Desde tiempos remotos, estas tierras han sido testigos del paso y asentamiento de las primeras comunidades humanas. Las sierras que rodean Cabeza del Buey ofrecieron un refugio natural inmejorable: abrigos rocosos, cuevas protegidas, manantiales y un entorno rico en caza, elementos fundamentales para la supervivencia y el desarrollo de sus primeros moradores.
Los vestigios más antiguos que conocemos corresponden a restos de industria lítica paleolítica hallados durante las prospecciones en las áreas que hoy cubre el embalse de La Serena. Sin embargo, el verdadero tesoro prehistórico de Cabeza del Buey reside en su excepcional arte rupestre. Actualmente se contabilizan alrededor de setenta enclaves con pinturas rupestres repartidos por las sierras de Tiros, Rinconada y Pedregoso. Fue el abate francés Henri Breuil quien, durante la primera mitad del siglo XX, abrió la puerta a su estudio científico, catalogando en 1933 una amplia serie de pinturas esquemáticas que hoy conforman uno de los patrimonios culturales más antiguos e importantes del municipio.

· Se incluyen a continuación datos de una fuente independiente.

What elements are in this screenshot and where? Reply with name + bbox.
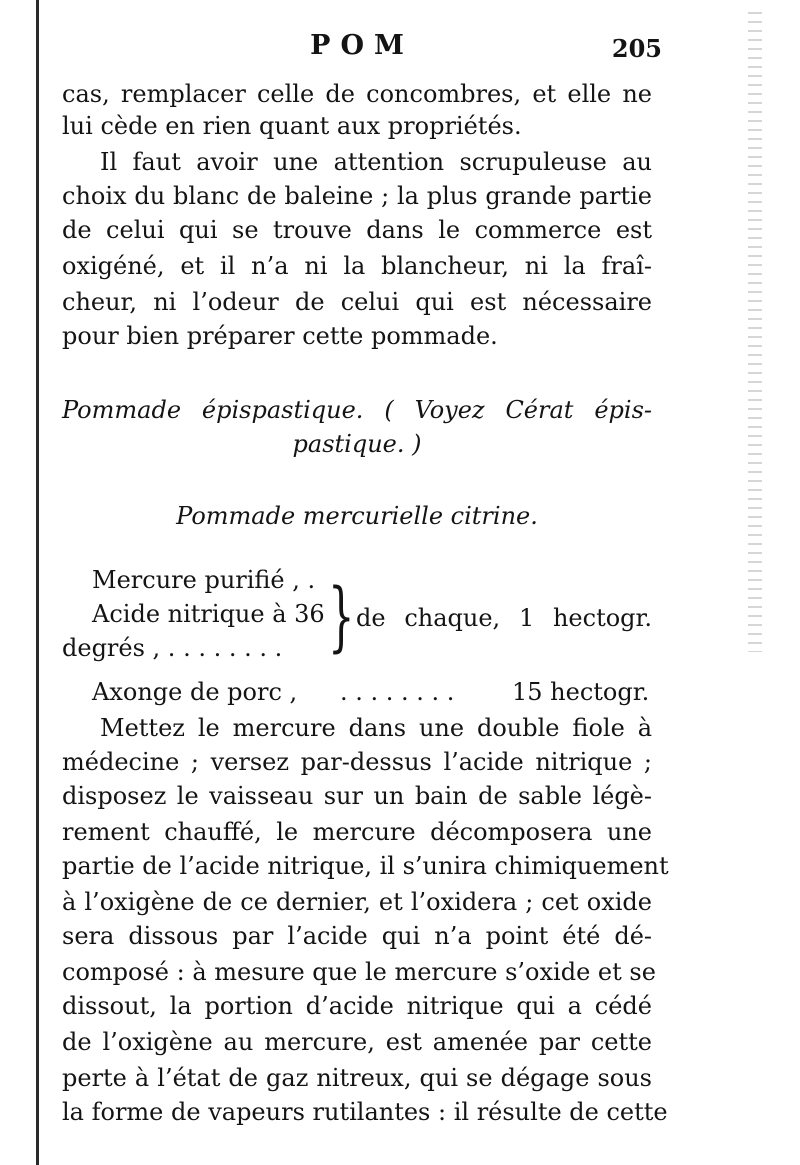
section-heading-epispastique-cont: pastique. ): [292, 430, 422, 458]
recipe-dots: . . . . . . . .: [340, 678, 455, 706]
text-line: rement chauffé, le mercure décomposera une: [62, 818, 652, 846]
running-head: POM: [310, 30, 414, 61]
text-line: de l’oxigène au mercure, est amenée par cette: [62, 1028, 652, 1056]
text-line: de celui qui se trouve dans le commerce est: [62, 216, 652, 244]
text-line: choix du blanc de baleine ; la plus grande partie: [62, 182, 652, 210]
recipe-item: Acide nitrique à 36: [92, 600, 325, 628]
recipe-brace: }: [328, 571, 355, 660]
text-line: Mettez le mercure dans une double fiole à: [100, 714, 652, 742]
scan-margin-artifact: [748, 12, 762, 652]
text-line: cheur, ni l’odeur de celui qui est nécessaire: [62, 288, 652, 316]
text-line: cas, remplacer celle de concombres, et elle ne: [62, 80, 652, 108]
text-line: perte à l’état de gaz nitreux, qui se dégage sous: [62, 1064, 652, 1092]
text-line: partie de l’acide nitrique, il s’unira chimiquement: [62, 852, 669, 880]
recipe-item: Mercure purifié , .: [92, 566, 316, 594]
text-line: sera dissous par l’acide qui n’a point été dé-: [62, 922, 652, 950]
text-line: à l’oxigène de ce dernier, et l’oxidera ; cet oxide: [62, 888, 652, 916]
text-line: la forme de vapeurs rutilantes : il résulte de cette: [62, 1098, 668, 1126]
recipe-quantity: 15 hectogr.: [512, 678, 650, 706]
text-line: lui cède en rien quant aux propriétés.: [62, 112, 522, 140]
text-line: composé : à mesure que le mercure s’oxide et se: [62, 958, 656, 986]
text-line: Il faut avoir une attention scrupuleuse au: [100, 148, 652, 176]
page-edge-rule: [36, 0, 39, 1165]
recipe-item-cont: degrés , . . . . . . . .: [62, 634, 283, 662]
text-line: disposez le vaisseau sur un bain de sable légè-: [62, 782, 652, 810]
recipe-item: Axonge de porc ,: [92, 678, 298, 706]
section-heading-epispastique: Pommade épispastique. ( Voyez Cérat épis-: [62, 396, 652, 424]
text-line: oxigéné, et il n’a ni la blancheur, ni la fraî-: [62, 252, 652, 280]
recipe-shared-quantity: de chaque, 1 hectogr.: [356, 604, 652, 632]
page-number: 205: [611, 34, 662, 63]
text-line: dissout, la portion d’acide nitrique qui a cédé: [62, 992, 652, 1020]
text-line: médecine ; versez par-dessus l’acide nitrique ;: [62, 748, 652, 776]
page-header: [62, 30, 662, 70]
section-heading-mercurielle: Pommade mercurielle citrine.: [176, 502, 538, 530]
text-line: pour bien préparer cette pommade.: [62, 322, 498, 350]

En lugares como el Valle del Aliso, Cerro Estanislao, Morro de la Venta, Valle de la Cueva, Abrigo del Águila o el Olivar del Castillo de Almorchón, las rocas guardan testimonios pictóricos de un pasado lejano. Figuras geométricas y simbólicas, predominando los tonos rojizos y anaranjados, se combinan con colores más claros, amarillentos o blancos, y también con tonos oscuros negruzcos, que nos hablan de una comunicación visual y espiritual entre aquellos primeros habitantes y su entorno.
Cabeza del Buey también alberga un notable vestigio funerario: el dolmen de Cerroloboso. Este monumento megalítico, cuya datación se sitúa entre finales del Neolítico y el Calcolítico, alrededor del tercer milenio antes de nuestra era, consta de una cámara funeraria y un corredor construido con ortostatos, grandes piedras verticales que orientan su entrada hacia el este, símbolo recurrente en estas construcciones. En su interior se han recuperado restos humanos acompañados de un rico ajuar funerario compuesto por cuentas de collar, hachas votivas, puntas de flecha, cuchillos de sílex y conchas, que ilustran las prácticas rituales y sociales de sus constructores.

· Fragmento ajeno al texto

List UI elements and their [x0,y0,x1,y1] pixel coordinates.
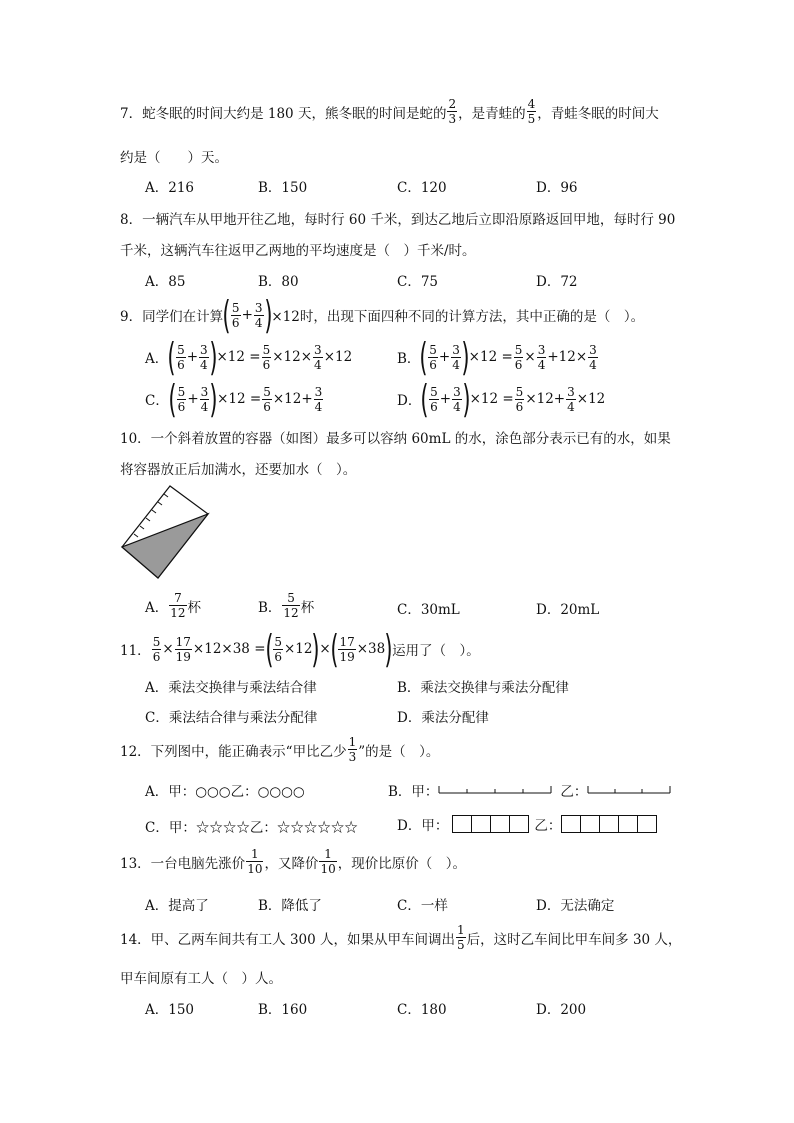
q8-option-b[interactable]: B．80 [258,274,299,290]
q9-text-pre: 9．同学们在计算 [120,309,224,325]
q10-option-d[interactable]: D．20mL [536,602,600,618]
q10-option-a[interactable]: A． $\frac{7}{12}$ 杯 [145,591,202,620]
q14-option-b[interactable]: B．160 [258,1002,308,1018]
q14-option-c[interactable]: C．180 [397,1002,447,1018]
q14-line2: 甲车间原有工人（ ）人。 [120,971,282,987]
q14-line1: 14．甲、乙两车间共有工人 300 人，如果从甲车间调出 $\frac{1}{5}$ 后，这时乙车间比甲车间多 30 人， [120,923,682,952]
q7-fraction-1: $\frac{2}{3}$ [448,97,457,126]
q12-line1: 12．下列图中，能正确表示“甲比乙少 $\frac{1}{3}$ ”的是（ ）。 [120,735,440,764]
segment-line-jia [438,784,552,796]
q10-line2: 将容器放正后加满水，还要加水（ ）。 [120,462,357,478]
q8-option-a[interactable]: A．85 [145,274,186,290]
paren-right: ) [263,293,273,337]
q12-option-c[interactable]: C．甲：☆☆☆☆乙：☆☆☆☆☆☆ [145,820,358,836]
q11-option-a[interactable]: A．乘法交换律与乘法结合律 [145,680,317,696]
q8-line1: 8．一辆汽车从甲地开往乙地，每时行 60 千米，到达乙地后立即沿原路返回甲地，每时行 90 [120,212,676,228]
q12-option-a[interactable]: A．甲：○○○乙：○○○○ [145,784,305,800]
boxes-jia [452,815,528,833]
q13-option-d[interactable]: D．无法确定 [536,898,615,914]
q7-option-d[interactable]: D．96 [536,180,578,196]
q7-text-c: ，青蛙冬眠的时间大 [537,105,659,122]
q7-line1 [120,98,659,125]
q13-option-c[interactable]: C．一样 [397,898,448,914]
q10-line1: 10．一个斜着放置的容器（如图）最多可以容纳 60mL 的水，涂色部分表示已有的水，如果 [120,431,671,447]
q11-option-b[interactable]: B．乘法交换律与乘法分配律 [397,680,569,696]
q12-option-b[interactable]: B．甲： 乙： [388,780,671,800]
q10-option-b[interactable]: B． $\frac{5}{12}$ 杯 [258,591,315,620]
q11-line1: 11． $\frac{5}{6}$ × $\frac{17}{19}$ ×12×38 = ( $\frac{5}{6}$ ×12 ) × ( $\frac{17}{19}$ ×38 ) 运用了（ ）。 [120,627,480,671]
q9-option-c[interactable]: C． ( $\frac{5}{6}$ + $\frac{3}{4}$ ) ×12 = $\frac{5}{6}$ ×12+ $\frac{3}{4}$ [145,377,323,421]
q7-option-c[interactable]: C．120 [397,180,447,196]
q8-option-c[interactable]: C．75 [397,274,439,290]
q9-option-b[interactable]: B． ( $\frac{5}{6}$ + $\frac{3}{4}$ ) ×12 = $\frac{5}{6}$ × $\frac{3}{4}$ +12× $\frac{3}{4}$ [397,335,597,379]
q7-option-b[interactable]: B．150 [258,180,308,196]
q12-option-d[interactable]: D．甲： 乙： [397,814,656,834]
q7-text-b: ，是青蛙的 [458,105,526,122]
tilted-container-diagram [118,484,214,582]
q13-line1: 13．一台电脑先涨价 $\frac{1}{10}$ ，又降价 $\frac{1}{10}$ ，现价比原价（ ）。 [120,847,466,876]
q7-line2: 约是（ ）天。 [120,150,228,166]
segment-line-yi [587,784,671,796]
q7-option-a[interactable]: A．216 [145,180,195,196]
q13-option-b[interactable]: B．降低了 [258,898,322,914]
q14-option-d[interactable]: D．200 [536,1002,587,1018]
boxes-yi [561,815,656,833]
q13-option-a[interactable]: A．提高了 [145,898,209,914]
q11-option-c[interactable]: C．乘法结合律与乘法分配律 [145,710,318,726]
q10-option-c[interactable]: C．30mL [397,602,460,618]
q9-option-a[interactable]: A． ( $\frac{5}{6}$ + $\frac{3}{4}$ ) ×12 = $\frac{5}{6}$ ×12× $\frac{3}{4}$ ×12 [145,335,353,379]
q9-text-post: ×12时，出现下面四种不同的计算方法，其中正确的是（ ）。 [271,309,645,325]
q8-line2: 千米，这辆汽车往返甲乙两地的平均速度是（ ）千米/时。 [120,243,476,259]
q7-text-a: 7．蛇冬眠的时间大约是 180 天，熊冬眠的时间是蛇的 [120,105,447,122]
q8-option-d[interactable]: D．72 [536,274,578,290]
q9-option-d[interactable]: D． ( $\frac{5}{6}$ + $\frac{3}{4}$ ) ×12 = $\frac{5}{6}$ ×12+ $\frac{3}{4}$ ×12 [397,377,606,421]
paren-left: ( [222,293,231,337]
q9-line1: 9．同学们在计算 ( $\frac{5}{6}$ + $\frac{3}{4}$ ) ×12时，出现下面四种不同的计算方法，其中正确的是（ ）。 [120,293,645,337]
q7-fraction-2: $\frac{4}{5}$ [527,97,536,126]
plus-sign: + [241,307,253,323]
q14-option-a[interactable]: A．150 [145,1002,195,1018]
q11-option-d[interactable]: D．乘法分配律 [397,710,489,726]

El cerro donde se ubica este dolmen es un enclave arqueológico de gran complejidad, donde también se han identificado dos cabañas neolíticas de planta circular, grabados rupestres, otros dos sitios con pinturas esquemáticas y un altar prehistórico, formando un conjunto que revela la profunda conexión espiritual y cotidiana entre estas comunidades y su paisaje.
Así, Cabeza del Buey se erige no solo como un testigo privilegiado de la Prehistoria, sino como un espacio donde la memoria de sus primeros pobladores permanece viva en las piedras, colores y formas que aún hoy podemos contemplar.